2. Thinking about the motivations and meanings of these mathematical operations has become a fun side hobby. For instance, the stated motivation for axial attention is to reduce the context window space, but when you go past that understanding, you also find Google Deepmind modelled the direction of their attention mechanisms with some real meaning. The row wise attention is used to analyze individual sequences or the outgoing edges of a triangle. The column wise attention analyzes the same residue target across sequences or the incoming edges of a triangle. It's beautifully cohesive
3. After sifting through jax, keras, and pytorch, I think flax/jax has the most beautiful abstractions. I hated the pytorch implementations of always being careful about batch size dimensions or hardware, and in jax, those things just work. With a few restrictions on how I write my functions (that pretty much all go away when you use nnx), vmap being able to indendently scale across a new dimension, letting me forget about batch size until the last moment. This was also really helpful when I was trying to apply attention row and column wise. vmap made it super easy to implement once I actually understood the system. Oh, and of course jit. I absolutely despise pytorch's to(device) abstraction. I'm not an expert by any means but I feel like it oversimplifies hardware while making code more complex. Wheras @jit just works. I heard pytorch is going towards a more compiler centric route, but until that happens and the research community makes mathematical expressions more idiomatic, I want to stick with jax.

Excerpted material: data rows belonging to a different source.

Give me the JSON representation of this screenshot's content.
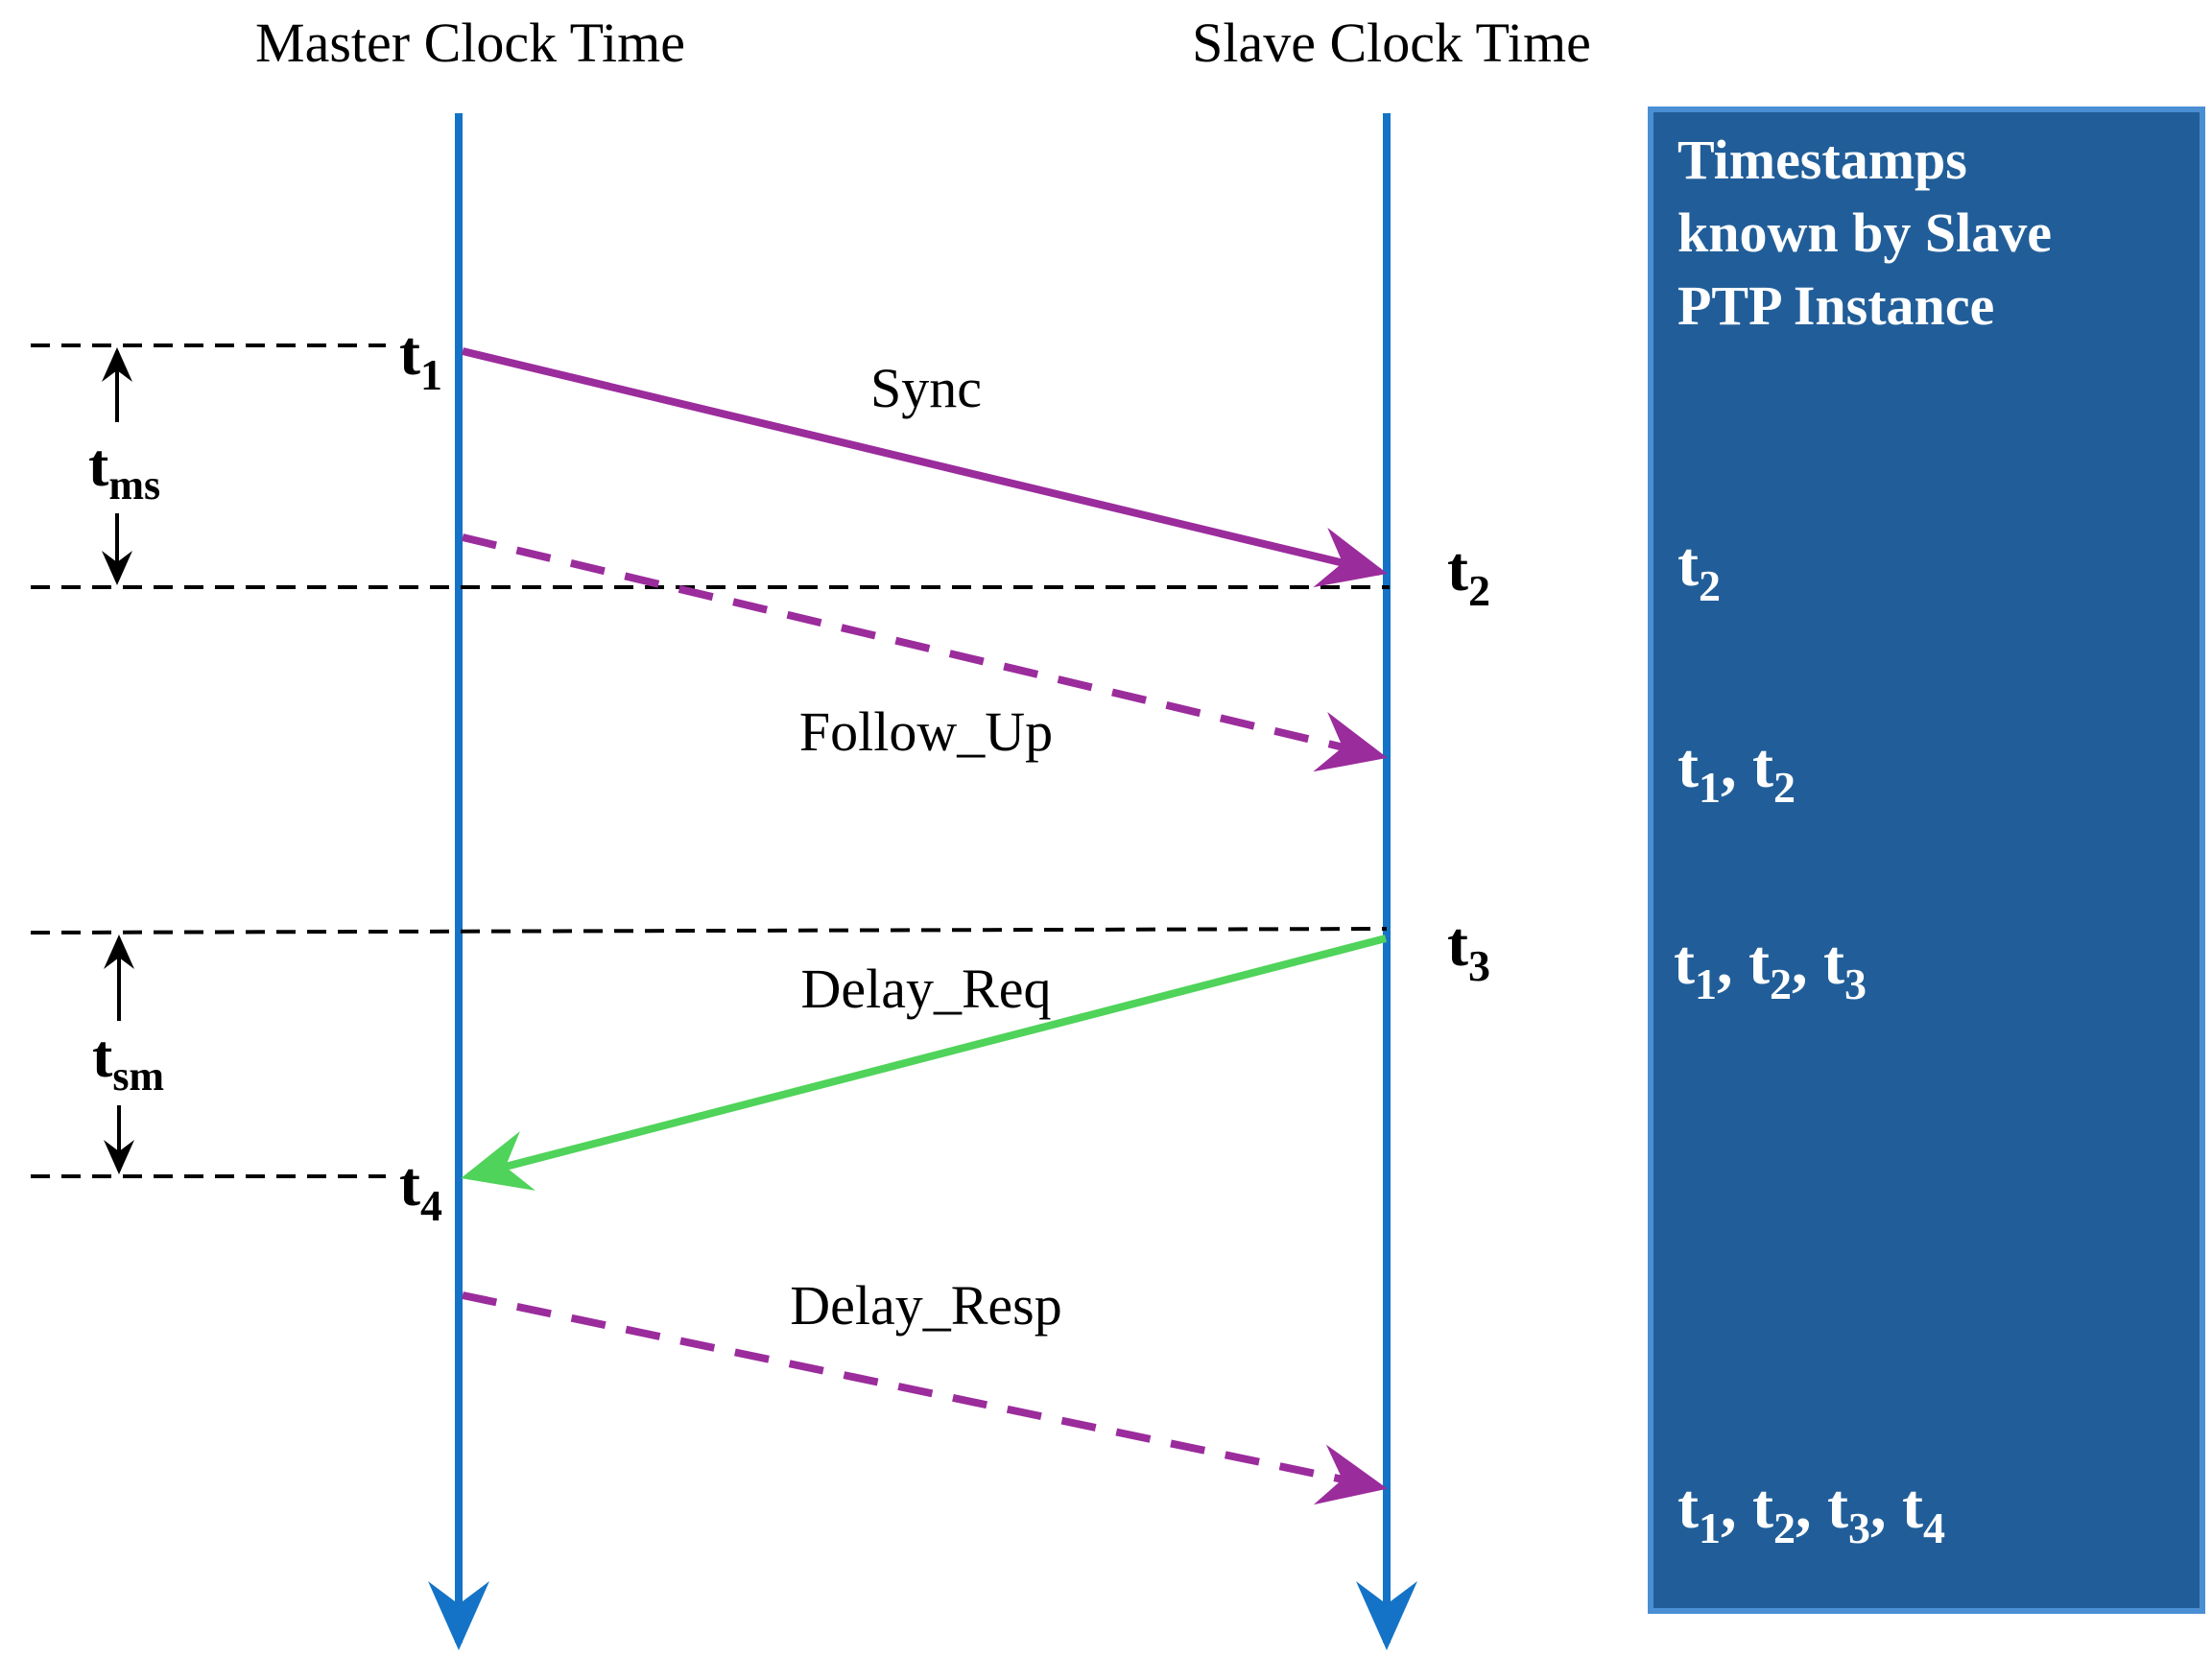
{
  "headers": {
    "master": "Master Clock Time",
    "slave": "Slave Clock Time"
  },
  "messages": {
    "sync": "Sync",
    "follow_up": "Follow_Up",
    "delay_req": "Delay_Req",
    "delay_resp": "Delay_Resp"
  },
  "timestamps": {
    "t1": {
      "base": "t",
      "sub": "1"
    },
    "t2": {
      "base": "t",
      "sub": "2"
    },
    "t3": {
      "base": "t",
      "sub": "3"
    },
    "t4": {
      "base": "t",
      "sub": "4"
    }
  },
  "intervals": {
    "tms": {
      "base": "t",
      "sub": "ms"
    },
    "tsm": {
      "base": "t",
      "sub": "sm"
    }
  },
  "panel": {
    "title_lines": [
      "Timestamps",
      "known by Slave",
      "PTP Instance"
    ],
    "rows": [
      [
        {
          "base": "t",
          "sub": "2"
        }
      ],
      [
        {
          "base": "t",
          "sub": "1"
        },
        {
          "base": "t",
          "sub": "2"
        }
      ],
      [
        {
          "base": "t",
          "sub": "1"
        },
        {
          "base": "t",
          "sub": "2"
        },
        {
          "base": "t",
          "sub": "3"
        }
      ],
      [
        {
          "base": "t",
          "sub": "1"
        },
        {
          "base": "t",
          "sub": "2"
        },
        {
          "base": "t",
          "sub": "3"
        },
        {
          "base": "t",
          "sub": "4"
        }
      ]
    ],
    "separator": ", "
  },
  "colors": {
    "timeline": "#1473c6",
    "message": "#9b2c9c",
    "delay_req": "#4fd35a",
    "panel_bg": "#215e99",
    "panel_border": "#4a8fd4",
    "panel_text": "#ffffff",
    "text": "#000000"
  }
}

As far as anything I want to improve or learn from still, there is one thing I found suprising about the triangular attention: it feels rudimentary. I thought there would be some crazy masking kungfu like we did with the causal masks in the transformer to enforce physical or logical rules. Like there would be a clever trick to mathematically enforce the triangle inequality (I heard alot about that particularly). However, this doesn't happen. The model is supposed to learn those rules for itself. Furthermore, the 'triangle' edges in the attention layer doesn't really seem to be stiched together in a clever way. One of the edges is simply used for the query, one is used for the key, and the last one is just thrown in there as a bias. I recognize that thinking semantically about architecture can be a trap, but I can't help but wonder why the key derived from the edge jk would do a good job attending to an query derived from ij, and how simply addking ki would close that gap. Would the neural network would have learned better connections with the triangular updates if the query was made from the edge ij, and the key was made from combining the edges jk and ki? I highly doubt that Google Deepmind missed this, and the latter approach is likely worse. But if I found out the 'why' of their architecture when they were drafting it, I feel like that would push me towards the next level of AI understanding.

With all that said, I finally achieved the goal I set. I feel confident that I can implement any new architecture or at least know where to look to figure out how to build it. In the future, I may come back to explore some other neural networks (diffusion model, adversarial networks, etc), but for now, this is the end of my bootcamp. Thank you for following me in this journey.